La question de l’immigration est bien suivie. La convention précise le quota de burkinabè que la France peut recevoir. Nous sommes tous tombés d’accord et c’est dans ce cadre que nous demandons aux français de régler ces demandes résiduelles de visa.

L’accord ne défavorise-t-il pas les burkinabè par rapport aux autres ressortissants africains ?
Je ne pense pas, c’est un accord-cadre proposé aux pays africains selon les besoins de la France aussi. Cet accord est valable pour les pays qui ont des accords sur l’immigration avec la France. Chaque pays en fonction de ses besoins discute avec la France pour avoir un quota précis. On ne peut donc pas dire que le Burkina est lésé, nous veillons quand même au grain.

Un dernier message

Notre visite vient nous donner encore la confirmation que le Burkina Faso est un pays considéré par nos partenaires de façon générale et la France en particulier. Le président français a eu l’occasion de me le dire, et je sais par expérience qu’avec les autorités françaises, depuis que nous sommes dans la transition, nous avons eu suffisamment de soutien. Je sais véritablement que le Burkina compte sur l’échiquier international.

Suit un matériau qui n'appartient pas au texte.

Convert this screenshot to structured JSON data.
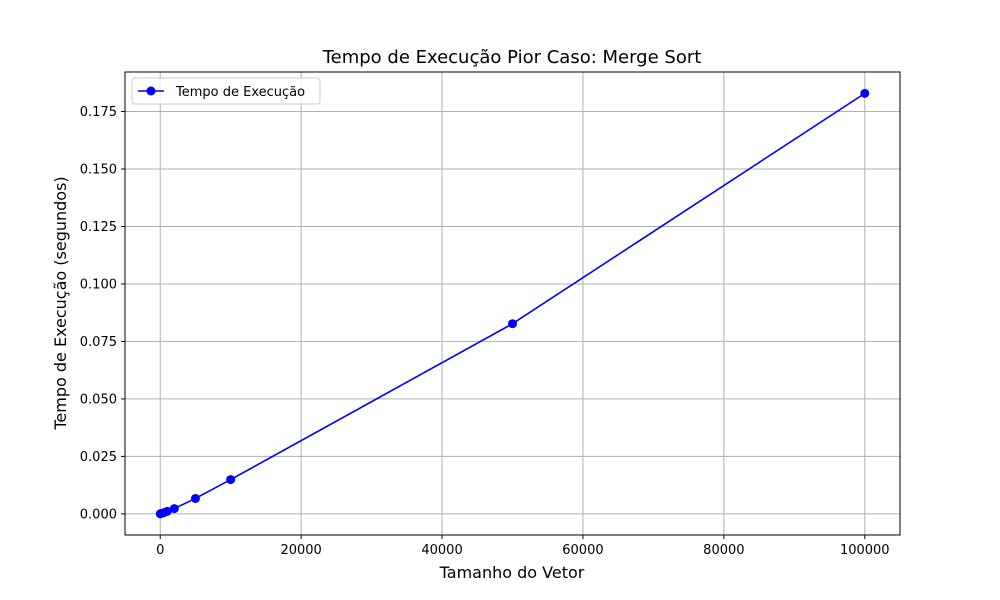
{
  "chart_data": {
    "type": "line",
    "title": "Tempo de Execução Pior Caso: Merge Sort",
    "xlabel": "Tamanho do Vetor",
    "ylabel": "Tempo de Execução (segundos)",
    "xlim": [
      -5000,
      105000
    ],
    "ylim": [
      -0.0092,
      0.1922
    ],
    "xticks": [
      0,
      20000,
      40000,
      60000,
      80000,
      100000
    ],
    "xtick_labels": [
      "0",
      "20000",
      "40000",
      "60000",
      "80000",
      "100000"
    ],
    "yticks": [
      0.0,
      0.025,
      0.05,
      0.075,
      0.1,
      0.125,
      0.15,
      0.175
    ],
    "ytick_labels": [
      "0.000",
      "0.025",
      "0.050",
      "0.075",
      "0.100",
      "0.125",
      "0.150",
      "0.175"
    ],
    "grid": true,
    "legend_position": "top-left",
    "series": [
      {
        "name": "Tempo de Execução",
        "color": "#0000ff",
        "marker": "circle",
        "x": [
          10,
          100,
          500,
          1000,
          2000,
          5000,
          10000,
          50000,
          100000
        ],
        "y": [
          1e-05,
          0.0001,
          0.0005,
          0.0011,
          0.0023,
          0.0067,
          0.0149,
          0.0827,
          0.1829
        ]
      }
    ]
  }
}
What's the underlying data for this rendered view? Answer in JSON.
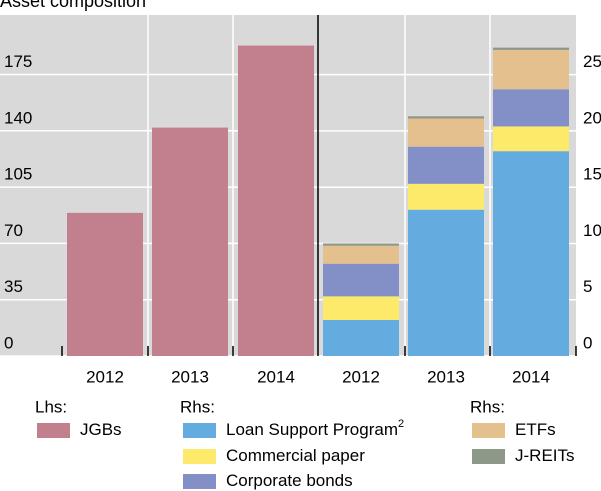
{
  "chart_data": [
    {
      "type": "bar",
      "title": "Asset composition",
      "legend_label": "Lhs:",
      "categories": [
        "2012",
        "2013",
        "2014"
      ],
      "series": [
        {
          "name": "JGBs",
          "color": "#c27f8e",
          "values": [
            89,
            142,
            193
          ]
        }
      ],
      "ylim": [
        0,
        212
      ],
      "yticks": [
        0,
        35,
        70,
        105,
        140,
        175
      ],
      "grid": true
    },
    {
      "type": "stacked_bar",
      "legend_label": "Rhs:",
      "categories": [
        "2012",
        "2013",
        "2014"
      ],
      "series": [
        {
          "name": "Loan Support Program",
          "note": "2",
          "color": "#64abe0",
          "values": [
            3.2,
            13.0,
            18.2
          ]
        },
        {
          "name": "Commercial paper",
          "color": "#fde96a",
          "values": [
            2.1,
            2.3,
            2.2
          ]
        },
        {
          "name": "Corporate bonds",
          "color": "#8390c8",
          "values": [
            2.9,
            3.3,
            3.3
          ]
        },
        {
          "name": "ETFs",
          "color": "#e3c08e",
          "values": [
            1.6,
            2.5,
            3.5
          ]
        },
        {
          "name": "J-REITs",
          "color": "#8e9889",
          "values": [
            0.2,
            0.2,
            0.2
          ]
        }
      ],
      "ylim": [
        0,
        30.3
      ],
      "yticks": [
        0,
        5,
        10,
        15,
        20,
        25
      ],
      "grid": true
    }
  ]
}
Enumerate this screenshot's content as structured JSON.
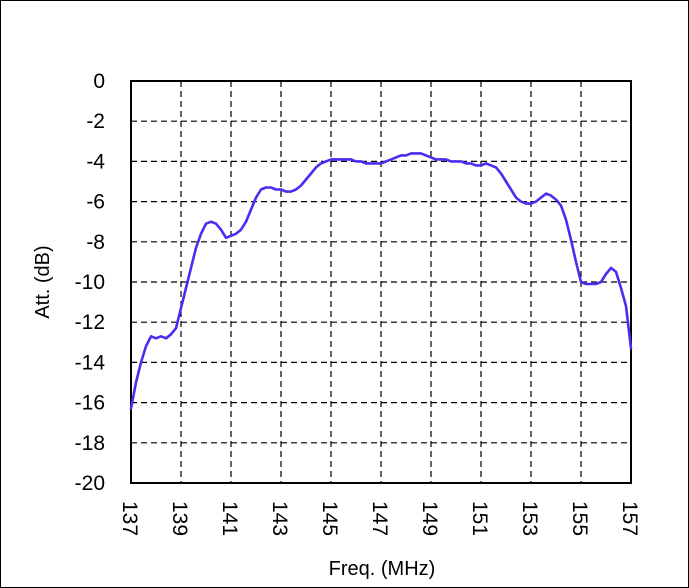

S’agissant de la transition, les autorités françaises ont compris et apportent leurs soutiens au processus. Je demande aux burkinabè de rester confiants, de faire en sorte que ce pays qui est le nôtre et pour lequel nous travaillons tous, puisse garder cette considération que l’extérieur nous voue. C’est une valeur qui est éminemment supérieure à toute autre valeur.